Todos aqueles que vivenciaram as manifestações de junho de 2013 no Brasil guardam algo na memória. 

Vivendo o cotidiano burocrático do governo federal, como chefe de gabinete do Ministro da Justiça, eu acompanhava de maneira muito desconexa os acontecimentos. Amigas e amigos em São Paulo não paravam de me enviar mensagens com informações, imagens e vídeos sobre as mobilizações de rua. Se hoje é difícil fazer uma interpretação mais consistente sobre aqueles fatos, naquela época era muito pior, visto que a conjuntura estava cheia de armadilhas. Para alguns, havia uma luta em torno de como direcionar as manifestações; na visão de outros, o jogo já estava perdido. As mobilizações que começaram por causa do aumento das tarifas de transporte coletivo em São Paulo ganharam uma dimensão e um significado muito maior.

Eu me lembro de que, naquele período, recebi mensagens de pessoas que estavam com receio de ir às manifestações – isso porque os movimentos progressistas e partidos de esquerda estavam sendo atacados sob os gritos de “sem partido”, “abaixa a bandeira”, e “comunistas”. Recordo bem quando, ao ler os jornais, já em meados de junho, deparei-me com uma foto na qual amigos faziam um cordão de isolamento protegendo um grupo de militantes de esquerda em uma das manifestações. A imagem era por demais simbólica, e a tensão no rosto deles era a expressão mais profunda daquilo que ocorria no País. Confesso que essa foto é uma das primeiras coisas que me vêm à cabeça quando tento retomar algo de junho de 2013.

À época, eu me encontrei com uma amiga em Brasília, professora de Direito Constitucional, a qual me dizia que o clima estava muito estranho, que o exercício das liberdades estava de alguma forma gerando conflitos e que ela sentia um cheiro de República de Weimar no ar. Fiquei paralisado um instante tentando entender por que ela fazia uma relação entre o período pré-ascensão de Hitler e do nazismo na Alemanha e a realidade brasileira. Naquele mesmo dia, assisti a uma imensa massa tomar conta da Esplanada dos Ministérios em Brasília e a alguns manifestantes atacarem o Palácio do Itamaraty (Ministérios das Relações Exteriores). 
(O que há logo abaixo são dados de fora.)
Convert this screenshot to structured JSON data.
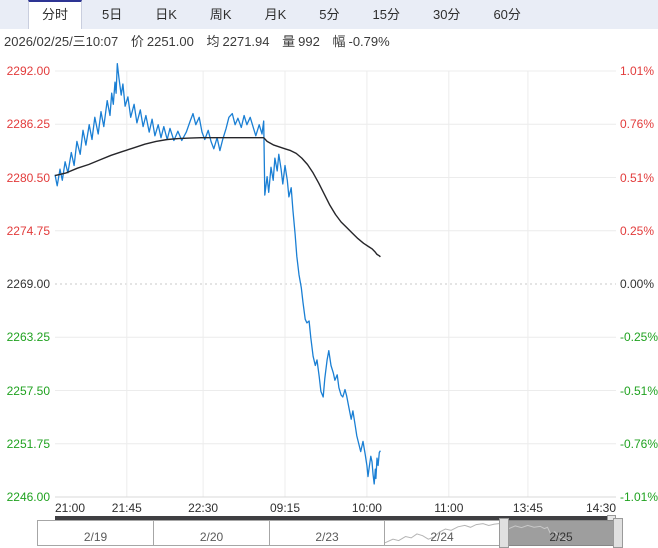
{
  "tabs": {
    "items": [
      {
        "label": "分时",
        "active": true
      },
      {
        "label": "5日",
        "active": false
      },
      {
        "label": "日K",
        "active": false
      },
      {
        "label": "周K",
        "active": false
      },
      {
        "label": "月K",
        "active": false
      },
      {
        "label": "5分",
        "active": false
      },
      {
        "label": "15分",
        "active": false
      },
      {
        "label": "30分",
        "active": false
      },
      {
        "label": "60分",
        "active": false
      }
    ]
  },
  "info_bar": {
    "datetime": "2026/02/25/三10:07",
    "price_label": "价",
    "price": "2251.00",
    "avg_label": "均",
    "avg": "2271.94",
    "volume_label": "量",
    "volume": "992",
    "change_label": "幅",
    "change": "-0.79%"
  },
  "colors": {
    "up": "#e23b3b",
    "down": "#20a220",
    "neutral": "#333333",
    "price_line": "#1a7fd4",
    "avg_line": "#26262a",
    "grid": "#ececec",
    "baseline_grid": "#c8c8c8",
    "tab_accent": "#2d3493",
    "tabbar_bg": "#e9edf6",
    "scrollbar": "#3f3f42",
    "nav_selected_bg": "#9e9e9e",
    "spark_24": "#b4b4b4",
    "spark_25": "#c9c9c9"
  },
  "chart_data": {
    "type": "line",
    "title": "",
    "xlabel": "",
    "ylabel": "",
    "ylim": [
      2246,
      2292
    ],
    "baseline": 2269.0,
    "grid": true,
    "y_left_ticks": [
      "2292.00",
      "2286.25",
      "2280.50",
      "2274.75",
      "2269.00",
      "2263.25",
      "2257.50",
      "2251.75",
      "2246.00"
    ],
    "y_right_ticks": [
      "1.01%",
      "0.76%",
      "0.51%",
      "0.25%",
      "0.00%",
      "-0.25%",
      "-0.51%",
      "-0.76%",
      "-1.01%"
    ],
    "x_ticks": [
      {
        "label": "21:00",
        "pos": 0.0
      },
      {
        "label": "21:45",
        "pos": 0.128
      },
      {
        "label": "22:30",
        "pos": 0.264
      },
      {
        "label": "09:15",
        "pos": 0.41
      },
      {
        "label": "10:00",
        "pos": 0.556
      },
      {
        "label": "11:00",
        "pos": 0.702
      },
      {
        "label": "13:45",
        "pos": 0.843
      },
      {
        "label": "14:30",
        "pos": 1.0
      }
    ],
    "series": [
      {
        "name": "price",
        "points": [
          [
            0.0,
            2280.8
          ],
          [
            0.004,
            2279.6
          ],
          [
            0.009,
            2281.4
          ],
          [
            0.013,
            2280.2
          ],
          [
            0.018,
            2282.2
          ],
          [
            0.023,
            2281.0
          ],
          [
            0.029,
            2283.2
          ],
          [
            0.034,
            2281.8
          ],
          [
            0.039,
            2284.4
          ],
          [
            0.045,
            2283.0
          ],
          [
            0.05,
            2285.6
          ],
          [
            0.055,
            2284.0
          ],
          [
            0.061,
            2286.2
          ],
          [
            0.066,
            2284.6
          ],
          [
            0.071,
            2287.0
          ],
          [
            0.077,
            2285.2
          ],
          [
            0.082,
            2287.6
          ],
          [
            0.087,
            2286.0
          ],
          [
            0.093,
            2288.8
          ],
          [
            0.098,
            2287.2
          ],
          [
            0.101,
            2289.6
          ],
          [
            0.104,
            2288.4
          ],
          [
            0.107,
            2290.8
          ],
          [
            0.109,
            2289.6
          ],
          [
            0.111,
            2292.8
          ],
          [
            0.114,
            2291.2
          ],
          [
            0.118,
            2289.4
          ],
          [
            0.121,
            2290.6
          ],
          [
            0.125,
            2288.2
          ],
          [
            0.13,
            2289.2
          ],
          [
            0.135,
            2287.0
          ],
          [
            0.141,
            2288.4
          ],
          [
            0.146,
            2286.4
          ],
          [
            0.152,
            2287.8
          ],
          [
            0.157,
            2286.0
          ],
          [
            0.162,
            2287.2
          ],
          [
            0.168,
            2285.4
          ],
          [
            0.173,
            2286.8
          ],
          [
            0.178,
            2285.0
          ],
          [
            0.184,
            2286.2
          ],
          [
            0.189,
            2284.8
          ],
          [
            0.194,
            2286.0
          ],
          [
            0.2,
            2284.6
          ],
          [
            0.205,
            2285.8
          ],
          [
            0.212,
            2284.5
          ],
          [
            0.219,
            2285.5
          ],
          [
            0.226,
            2284.5
          ],
          [
            0.234,
            2285.4
          ],
          [
            0.241,
            2286.6
          ],
          [
            0.246,
            2287.4
          ],
          [
            0.251,
            2286.2
          ],
          [
            0.257,
            2287.0
          ],
          [
            0.262,
            2285.4
          ],
          [
            0.267,
            2284.6
          ],
          [
            0.273,
            2285.6
          ],
          [
            0.278,
            2284.4
          ],
          [
            0.283,
            2283.6
          ],
          [
            0.289,
            2284.8
          ],
          [
            0.294,
            2283.4
          ],
          [
            0.299,
            2284.6
          ],
          [
            0.305,
            2285.8
          ],
          [
            0.31,
            2287.0
          ],
          [
            0.316,
            2287.4
          ],
          [
            0.321,
            2286.2
          ],
          [
            0.326,
            2286.9
          ],
          [
            0.332,
            2285.9
          ],
          [
            0.337,
            2287.2
          ],
          [
            0.342,
            2286.2
          ],
          [
            0.348,
            2287.0
          ],
          [
            0.353,
            2286.0
          ],
          [
            0.358,
            2285.0
          ],
          [
            0.364,
            2286.2
          ],
          [
            0.369,
            2285.2
          ],
          [
            0.372,
            2286.6
          ],
          [
            0.374,
            2278.6
          ],
          [
            0.378,
            2280.6
          ],
          [
            0.381,
            2278.9
          ],
          [
            0.385,
            2281.6
          ],
          [
            0.389,
            2280.2
          ],
          [
            0.392,
            2282.6
          ],
          [
            0.396,
            2281.2
          ],
          [
            0.399,
            2283.0
          ],
          [
            0.403,
            2281.4
          ],
          [
            0.406,
            2279.8
          ],
          [
            0.41,
            2281.8
          ],
          [
            0.414,
            2280.2
          ],
          [
            0.417,
            2278.4
          ],
          [
            0.421,
            2279.4
          ],
          [
            0.424,
            2277.0
          ],
          [
            0.428,
            2274.4
          ],
          [
            0.431,
            2272.0
          ],
          [
            0.435,
            2270.0
          ],
          [
            0.439,
            2268.6
          ],
          [
            0.442,
            2267.0
          ],
          [
            0.446,
            2265.2
          ],
          [
            0.449,
            2264.8
          ],
          [
            0.453,
            2265.0
          ],
          [
            0.456,
            2263.2
          ],
          [
            0.46,
            2261.2
          ],
          [
            0.464,
            2260.2
          ],
          [
            0.467,
            2260.8
          ],
          [
            0.471,
            2259.0
          ],
          [
            0.474,
            2257.4
          ],
          [
            0.478,
            2256.8
          ],
          [
            0.481,
            2258.8
          ],
          [
            0.485,
            2260.8
          ],
          [
            0.488,
            2261.8
          ],
          [
            0.492,
            2260.2
          ],
          [
            0.496,
            2259.4
          ],
          [
            0.499,
            2258.6
          ],
          [
            0.503,
            2259.2
          ],
          [
            0.506,
            2257.8
          ],
          [
            0.51,
            2257.0
          ],
          [
            0.513,
            2256.8
          ],
          [
            0.517,
            2257.6
          ],
          [
            0.52,
            2256.9
          ],
          [
            0.524,
            2255.6
          ],
          [
            0.528,
            2254.4
          ],
          [
            0.531,
            2255.3
          ],
          [
            0.535,
            2253.8
          ],
          [
            0.538,
            2252.6
          ],
          [
            0.542,
            2251.6
          ],
          [
            0.545,
            2250.9
          ],
          [
            0.549,
            2252.0
          ],
          [
            0.553,
            2250.6
          ],
          [
            0.556,
            2249.4
          ],
          [
            0.558,
            2248.2
          ],
          [
            0.56,
            2249.2
          ],
          [
            0.563,
            2250.4
          ],
          [
            0.565,
            2249.8
          ],
          [
            0.567,
            2248.4
          ],
          [
            0.569,
            2247.4
          ],
          [
            0.571,
            2249.0
          ],
          [
            0.572,
            2248.0
          ],
          [
            0.574,
            2250.2
          ],
          [
            0.576,
            2249.4
          ],
          [
            0.578,
            2250.8
          ],
          [
            0.58,
            2251.0
          ]
        ]
      },
      {
        "name": "average",
        "points": [
          [
            0.0,
            2280.7
          ],
          [
            0.02,
            2281.0
          ],
          [
            0.04,
            2281.5
          ],
          [
            0.06,
            2281.9
          ],
          [
            0.08,
            2282.4
          ],
          [
            0.1,
            2282.9
          ],
          [
            0.12,
            2283.3
          ],
          [
            0.14,
            2283.7
          ],
          [
            0.16,
            2284.1
          ],
          [
            0.18,
            2284.4
          ],
          [
            0.2,
            2284.6
          ],
          [
            0.22,
            2284.7
          ],
          [
            0.24,
            2284.75
          ],
          [
            0.26,
            2284.8
          ],
          [
            0.28,
            2284.8
          ],
          [
            0.3,
            2284.8
          ],
          [
            0.32,
            2284.8
          ],
          [
            0.34,
            2284.8
          ],
          [
            0.36,
            2284.8
          ],
          [
            0.372,
            2284.8
          ],
          [
            0.378,
            2284.4
          ],
          [
            0.39,
            2284.0
          ],
          [
            0.4,
            2283.8
          ],
          [
            0.41,
            2283.6
          ],
          [
            0.42,
            2283.4
          ],
          [
            0.43,
            2283.1
          ],
          [
            0.44,
            2282.6
          ],
          [
            0.45,
            2281.9
          ],
          [
            0.46,
            2281.0
          ],
          [
            0.47,
            2279.9
          ],
          [
            0.48,
            2278.7
          ],
          [
            0.49,
            2277.5
          ],
          [
            0.5,
            2276.5
          ],
          [
            0.51,
            2275.7
          ],
          [
            0.52,
            2275.1
          ],
          [
            0.53,
            2274.5
          ],
          [
            0.54,
            2273.9
          ],
          [
            0.55,
            2273.4
          ],
          [
            0.56,
            2273.0
          ],
          [
            0.565,
            2272.8
          ],
          [
            0.57,
            2272.5
          ],
          [
            0.574,
            2272.2
          ],
          [
            0.578,
            2272.05
          ],
          [
            0.58,
            2271.94
          ]
        ]
      }
    ]
  },
  "navigator": {
    "items": [
      {
        "label": "2/19",
        "type": "plain",
        "selected": false
      },
      {
        "label": "2/20",
        "type": "plain",
        "selected": false
      },
      {
        "label": "2/23",
        "type": "plain",
        "selected": false
      },
      {
        "label": "2/24",
        "type": "sparkline",
        "selected": false
      },
      {
        "label": "2/25",
        "type": "sparkline",
        "selected": true
      }
    ],
    "spark_24": [
      [
        0,
        0.06
      ],
      [
        0.07,
        0.22
      ],
      [
        0.12,
        0.16
      ],
      [
        0.18,
        0.34
      ],
      [
        0.23,
        0.28
      ],
      [
        0.28,
        0.46
      ],
      [
        0.33,
        0.38
      ],
      [
        0.38,
        0.22
      ],
      [
        0.43,
        0.32
      ],
      [
        0.48,
        0.55
      ],
      [
        0.53,
        0.68
      ],
      [
        0.58,
        0.62
      ],
      [
        0.64,
        0.78
      ],
      [
        0.7,
        0.84
      ],
      [
        0.75,
        0.76
      ],
      [
        0.8,
        0.88
      ],
      [
        0.86,
        0.92
      ],
      [
        0.91,
        0.84
      ],
      [
        0.96,
        0.9
      ],
      [
        1,
        0.92
      ]
    ],
    "spark_25": [
      [
        0,
        0.7
      ],
      [
        0.06,
        0.82
      ],
      [
        0.12,
        0.74
      ],
      [
        0.18,
        0.84
      ],
      [
        0.24,
        0.76
      ],
      [
        0.3,
        0.8
      ],
      [
        0.34,
        0.7
      ],
      [
        0.37,
        0.76
      ],
      [
        0.4,
        0.46
      ],
      [
        0.44,
        0.56
      ],
      [
        0.48,
        0.34
      ],
      [
        0.52,
        0.24
      ],
      [
        0.56,
        0.16
      ],
      [
        0.58,
        0.22
      ]
    ]
  }
}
Hoje estamos em junho de 2020, de lá para cá já se passaram sete anos, mas parece que é o espírito de junho de 2013 que caminha entre nós, como um gigante violento que, uma vez despertado por uma guerra híbrida, nunca mais voltou a adormecer. Naquele momento era impossível imaginar Bolsonaro como presidente e qualquer pessoa “inteligente” não teria tomado essa hipótese a sério, mas, ao relembrar o comentário da minha amiga professora sobre a República de Weimar, penso que muitos de nós têm uma dificuldade imensa de descortinar os períodos excepcionais, sobretudo quando o mundo parece estar de cabeça pra baixo.

Em realidade, subestimamos os que se opõem à democracia e à Constituição, e aqui não me refiro apenas àqueles que aderem ao fascismo. Sabemos que todo fascismo é de direita, mas que nem toda direita é fascista – e é pelas mãos dessa última que normalmente o fascismo encontra espaço para crescer e se disseminar. O fascismo nunca foi parteiro de si mesmo, assim como o bolsonarismo também não foi.

*Alessandro Soares é doutor e mestre em Direito do Estado pela USP, professor de Direito Constitucional na Faculdade Escola Paulista de Direito EPD e autor do livro « Do estado de exceção ao imperialismo: estratégias teóricas de Carl Schmitt na República de Weimar »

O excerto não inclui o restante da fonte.